Skylon Kennels was purchased from J. McNichol by Mr. & Mrs. B. Taylor and produced Can.Bda.Ch. Skylon Lancelot – Top Golden in Canada for three consecutive years and sire of Can.Bda.Ch.Nanno Chrys-Haefen Son of Skye CD.(Junior), an outstanding sire and Best of Breed Winner at the National Specialty show. Junior was owned by Mr. & Mrs. I. McAuley (Chrys-Haefen Kennels). Chrys-Haefen Kennels has been a consistent producer of top sporting dogs in Canada and many National Specialty Show Best of Breed winners.
Ontario now has two functioning Golden Retriever clubs. The Golden Retriever Club of Ottawa Valley and the Golden Retriever Club of Greater Toronto which is an affiliate member of the G.R.C.C. Both clubs are actively promoting the development of the breed.
Quebec has many interested people in the breed but much of the trouble with organizing a breed club has come from distances. Thanks to the efforts of Diane Dumont and Diane Partington, Goldens are being well represented and promoted in Quebec. The Golden Retriever Club of Quebec was formed in 1988 and host a number of CKC sanctioned events each year.
Quebec holds the honor of having the first Golden Retriever Champion of record Ch. Foxbury Peter, owned by Alex McLaren and imported from England.
Goldens only gained popularity in this area in the 1960s, but the interest in the breed has steadily grown. In the Maritimes, one Golden stands out for promoting the breed’s appeal with the public which was responsible for the Goldens increasing popularity. His name was Ch. Will Scarlet “Joe” owned by Arlene Holder and handled by Logan Arsenault.

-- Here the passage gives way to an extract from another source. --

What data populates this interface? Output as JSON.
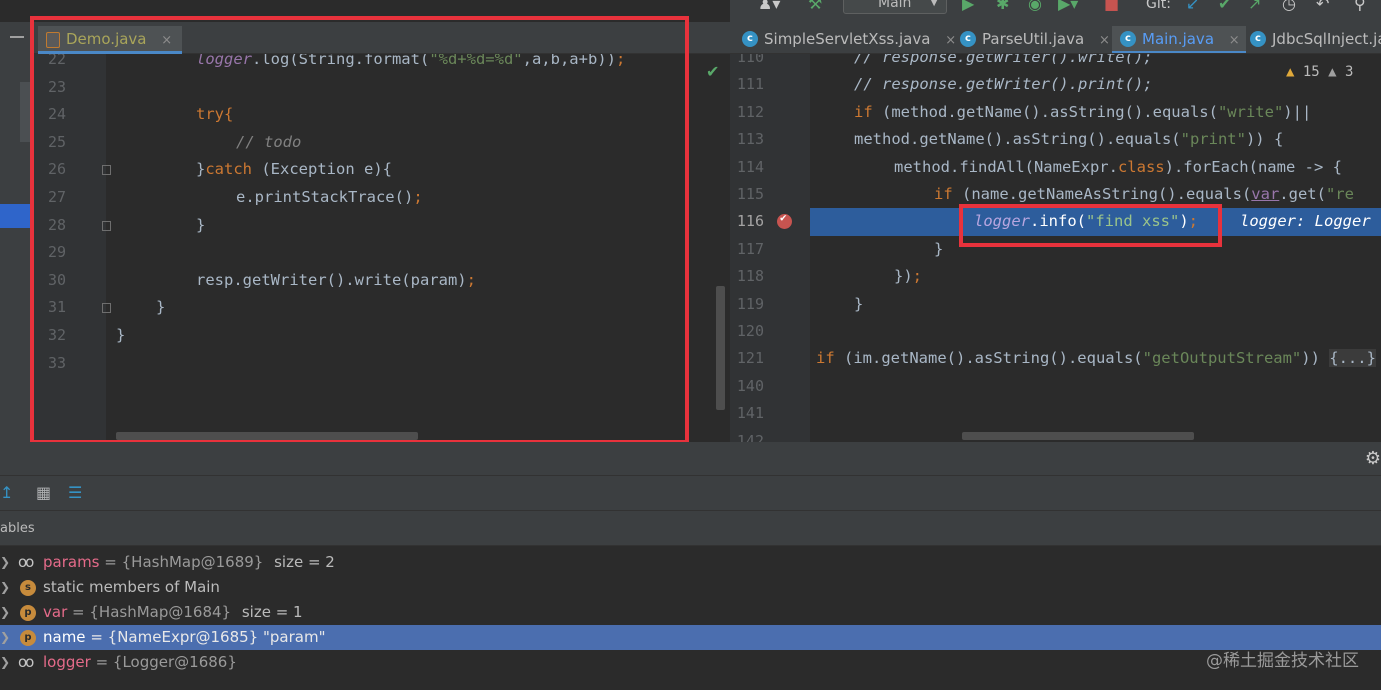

In the late 1980s, Maritime fanciers and breeders formed the Maritime G.R.C. Although the club is small it is actively pursuing training seminars, specialties & booster shows and publishes a bi-monthly newsletter, as well as hosting CKC sanctioned events.
The strength and longevity of the Golden Retriever across Canada is equal to the strength of the breeders. The Golden has been nurtured and developed from a virtual unknown to one of Canada’s most popular breeds.